Tanaiste reacts to 'Erin Go Broke' headline in US


THE TÁNAISTE Mary Coughlan has acknowledged that the Government has “a lot of work to do” to reassure foreign investors that it is taking the right steps to ensure that Ireland remains an attractive country in which to do business.

Speaking in Washington ahead of meetings with the US treasury secretary, commerce secretary and labour secretary, Ms Coughlan described as unhelpful some economic commentary on Ireland’s difficulties.

“There has been comment which has been neither helpful nor, in my view, appropriate, and I would like to move on from that and give the view that we have collectively as a Government have, yes, difficult times, but we have the capacity to deal with these issues and we would like to revert back to the international reputation we had and continue to have,” she told The Irish Times.

In a New York Timescolumn yesterday, headlined “Erin Go Broke”, Nobel prize-winning economist Paul Krugman identified Ireland as a model for the worst-case scenario for the global economy.

“The Irish Government now predicts that this year GDP will fall more than 10 per cent from its peak, crossing the line that is sometimes used to distinguish between a recession and a depression,” he wrote.

“But there’s more to it than that: to satisfy nervous lenders, Ireland is being forced to raise taxes and slash Government spending in the face of an economic slump – policies that will further deepen the slump.”

Prof Krugman identified Ireland’s decision to “jump with both feet” into the world of unsupervised global markets and the light regulation of banking as the main source of the country’s problems.

He said the cost of bailing out the banks had imposed a fiscal strait-jacket on the Government in Ireland at a time when it should be trying to stimulate economic growth.

“On the eve of the crisis, Ireland seemed to be in good shape, fiscally speaking, with a balanced budget and a low level of public debt.

“But the Government’s revenue – which had become strongly dependent on the housing boom – collapsed along with the bubble,” he wrote.

Irish economists’ criticisms of the Government’s plan to buy up the banks’ toxic property loans echo Prof Krugman’s misgivings about the Obama administration’s bank bailout in the US.

The Nobel laureate acknowledges, however, that the Irish Government has no choice but to cut spending and increase taxes.

“As far as responding to the recession goes, Ireland appears to be really, truly without options, other than to hope for an export-led recovery if and when the rest of the world bounces back,” he wrote.

Ms Coughlan said she would articulate to treasury secretary Timothy Geithner the Government’s concern about proposals to change the tax regime governing US corporations operating overseas.

The Obama administration has promised to review rules that allow American companies to defer paying US tax on foreign earnings – a move that could have a major impact on companies operating in Ireland.

“We have major concerns about that, and we are very anxious to have an interaction with the senior members of cabinet to indicate to them the implications that deferral would have from an Irish perspective, and also it’s important to say that the American companies and corporations that we’ve met have also indicated that it would have a competitiveness issue for them as American companies,” she said.

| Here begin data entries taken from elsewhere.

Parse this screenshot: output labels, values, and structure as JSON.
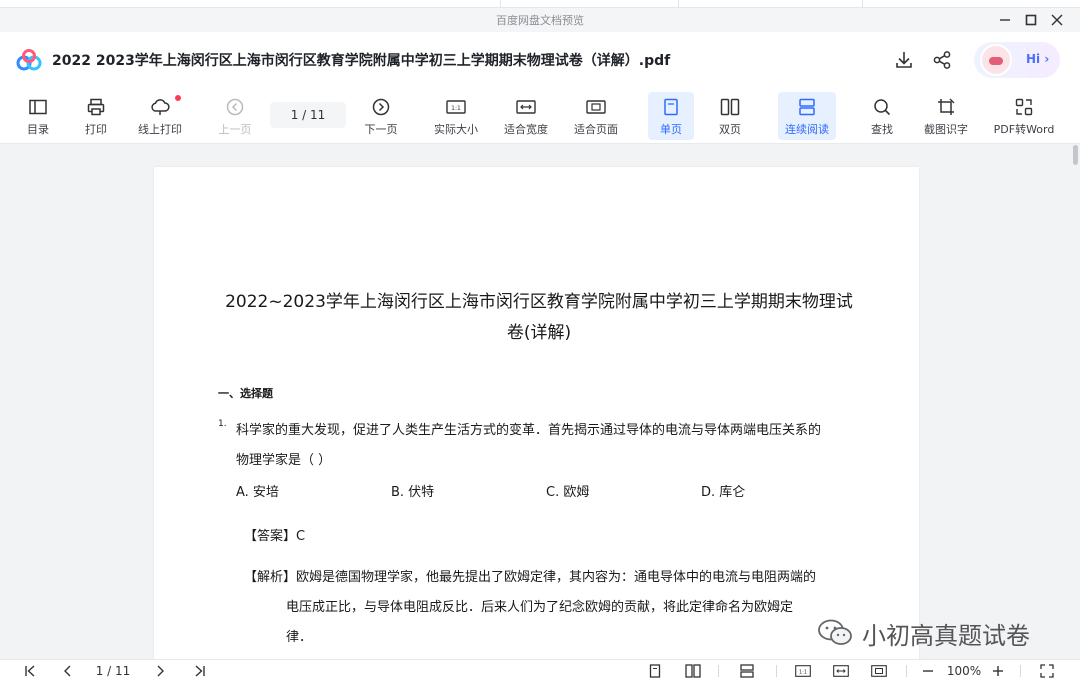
{
  "window": {
    "title": "百度网盘文档预览",
    "controls": [
      "minimize-icon",
      "maximize-icon",
      "close-icon"
    ]
  },
  "header": {
    "doc_title": "2022  2023学年上海闵行区上海市闵行区教育学院附属中学初三上学期期末物理试卷（详解）.pdf",
    "assistant_label": "Hi ›"
  },
  "toolbar": {
    "items": [
      {
        "label": "目录",
        "icon": "toc-icon"
      },
      {
        "label": "打印",
        "icon": "printer-icon"
      },
      {
        "label": "线上打印",
        "icon": "cloud-print-icon"
      },
      {
        "label": "上一页",
        "icon": "prev-page-icon"
      },
      {
        "label": "下一页",
        "icon": "next-page-icon"
      },
      {
        "label": "实际大小",
        "icon": "actual-size-icon"
      },
      {
        "label": "适合宽度",
        "icon": "fit-width-icon"
      },
      {
        "label": "适合页面",
        "icon": "fit-page-icon"
      },
      {
        "label": "单页",
        "icon": "single-page-icon"
      },
      {
        "label": "双页",
        "icon": "double-page-icon"
      },
      {
        "label": "连续阅读",
        "icon": "continuous-icon"
      },
      {
        "label": "查找",
        "icon": "search-icon"
      },
      {
        "label": "截图识字",
        "icon": "crop-ocr-icon"
      },
      {
        "label": "PDF转Word",
        "icon": "convert-icon"
      }
    ],
    "page_indicator": "1  / 11"
  },
  "document": {
    "title_line1": "2022~2023学年上海闵行区上海市闵行区教育学院附属中学初三上学期期末物理试",
    "title_line2": "卷(详解)",
    "section": "一、选择题",
    "q1_number": "1.",
    "q1_line1": "科学家的重大发现，促进了人类生产生活方式的变革．首先揭示通过导体的电流与导体两端电压关系的",
    "q1_line2": "物理学家是（    ）",
    "options": [
      "A. 安培",
      "B. 伏特",
      "C. 欧姆",
      "D. 库仑"
    ],
    "answer": "【答案】C",
    "explanation_line1": "【解析】欧姆是德国物理学家，他最先提出了欧姆定律，其内容为：通电导体中的电流与电阻两端的",
    "explanation_line2": "电压成正比，与导体电阻成反比．后来人们为了纪念欧姆的贡献，将此定律命名为欧姆定",
    "explanation_line3": "律．"
  },
  "watermark": "小初高真题试卷",
  "statusbar": {
    "page_indicator": "1 / 11",
    "zoom": "100%"
  },
  "colors": {
    "accent": "#2f6bff",
    "active_bg": "#e6f0ff",
    "badge": "#ff3b55"
  }
}
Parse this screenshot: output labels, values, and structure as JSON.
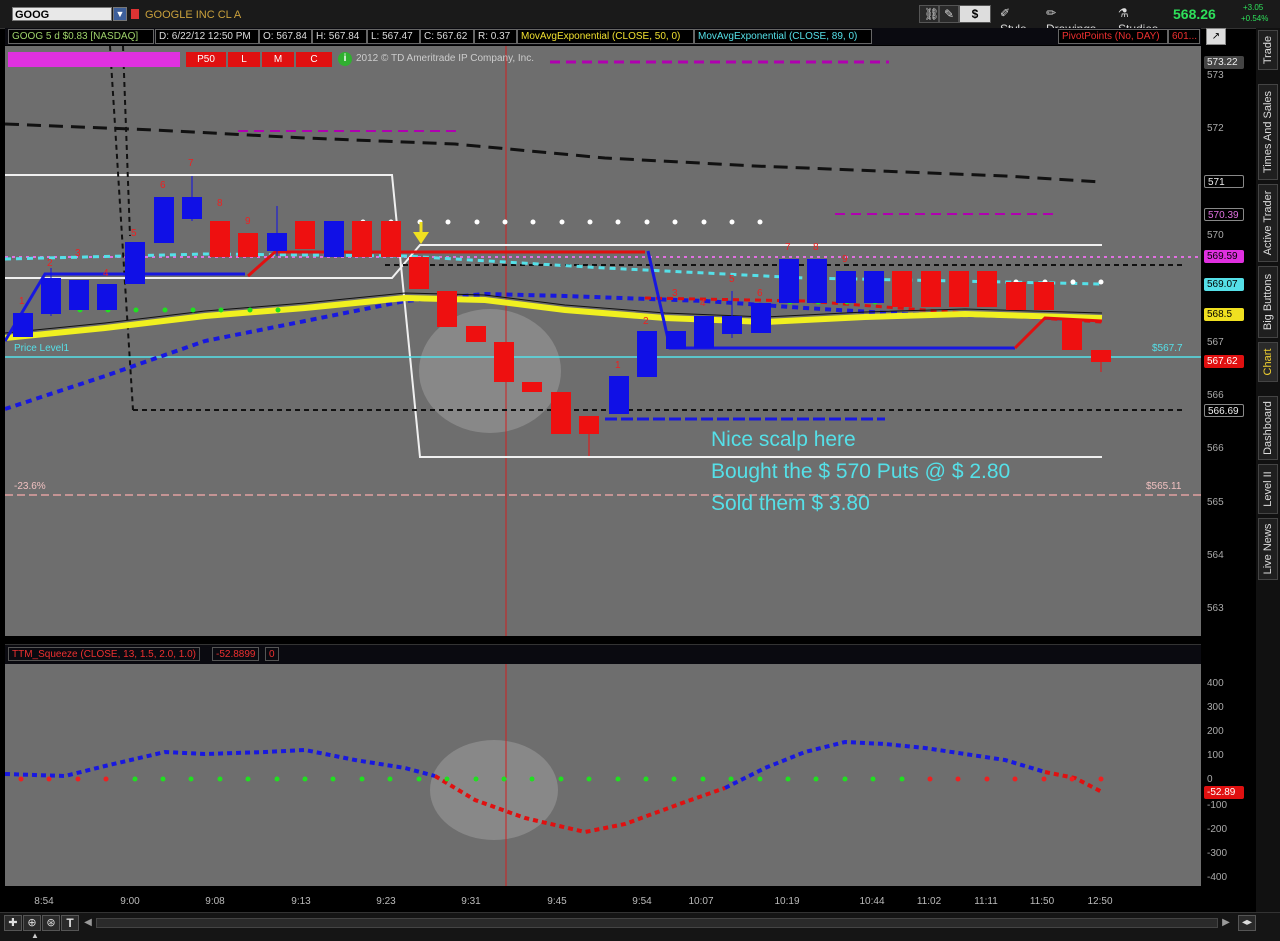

“American companies would find themselves in a situation that they would be uncompetitive and that they may have to look at various other parts of the world and we wouldn’t have an opportunity to look at building on the huge footprint that we currently have in Ireland.”

The Tánaiste said that an IDA official will arrive in Washington next week to work on international tax issues with lobbyists for American companies.

“This is an American domestic issue that has implications for us because we are quite reliant on foreign direct investment,” she said.